Surabaya, Sabtu, 31 Desember 2000. Jam 23:30 Waktu Indonesia Barat.

"Kak Randy! Ayo nyalain kembang apinya! Itu yang disana udah pada main juga Kak! Ayo buruan!" seru seorang anak perempuan di teras rumahnya.

"Iya tunggu Rain! Sabar dong! Bentar lagi Kakak ke situ!" jawab Sang Kakak.

Kedua anak itu adalah dua bersaudara yang bisa dibilang sangat rukun. Sang kakak berusia 12 tahun, namanya Randy. Dan adik perempuannya yang masih 9 tahun, namanya Raina. Kedua kakak-beradik itu sedang bermain kembang api, menunggu detik-detik pergantian tahun.

Di luar, di dekat pagar rumah mereka, seorang anak laki-laki sedang bersembunyi di balik dinding dan semak-semak, lalu mencuri-curi pandang dan diam-diam melihat apa yang dilakukan oleh dua bersaudara itu. Usia anak itu seperti tak jauh berbeda dengan Raina dan kakaknya. Tak ada yang menyadari kehadiran anak itu. Ia pandai sekali menyembunyikan dirinya. Sampai ketika Randy menyalakan kembang api dan benda itu meledak di langit di atas mereka, bocah laki-laki itu terkejut dan spontan berteriak.

"Aaa!!" teriak bocah itu kaget dan melompat keluar dari tempat persembunyiannya.

Mendengar teriakan bocah laki-laki di tengah sorakan seru Randy dan Raina, semua orang di rumah itu langsung melihat ke sumber suara. Dan mereka melihat bocah itu.

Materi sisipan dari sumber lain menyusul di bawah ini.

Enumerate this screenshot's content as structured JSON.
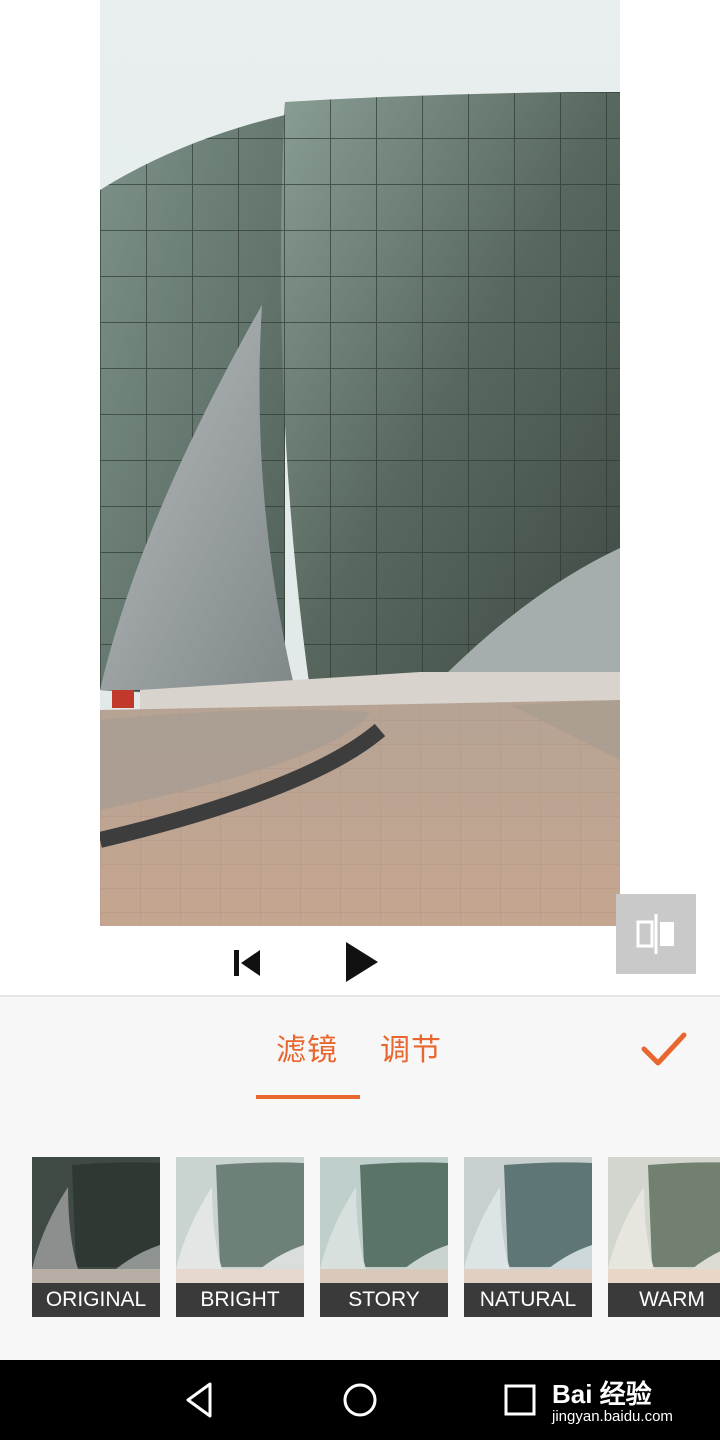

"Hei Nak! Kenapa berdiri di situ?! Ayo masuk! Masuk aja!" seru ayah Raina dan Randy, memanggil anak laki-laki untuk melihat lebih dekat, kembang api yang mereka mainkan.

Tapi bukannya mendekat, anak laki-laki itu malah lari ketakutan. Ia bertingkah seolah ia telah melakukan kejahatan. Dan seakan-akan ia akan dihukum karena bersembunyi di balik dinding pagar rumah itu.

"Hei! Ayo main sama kita!" seru Randy mengejar bocah itu sampai beberapa meter dari pagar rumahnya.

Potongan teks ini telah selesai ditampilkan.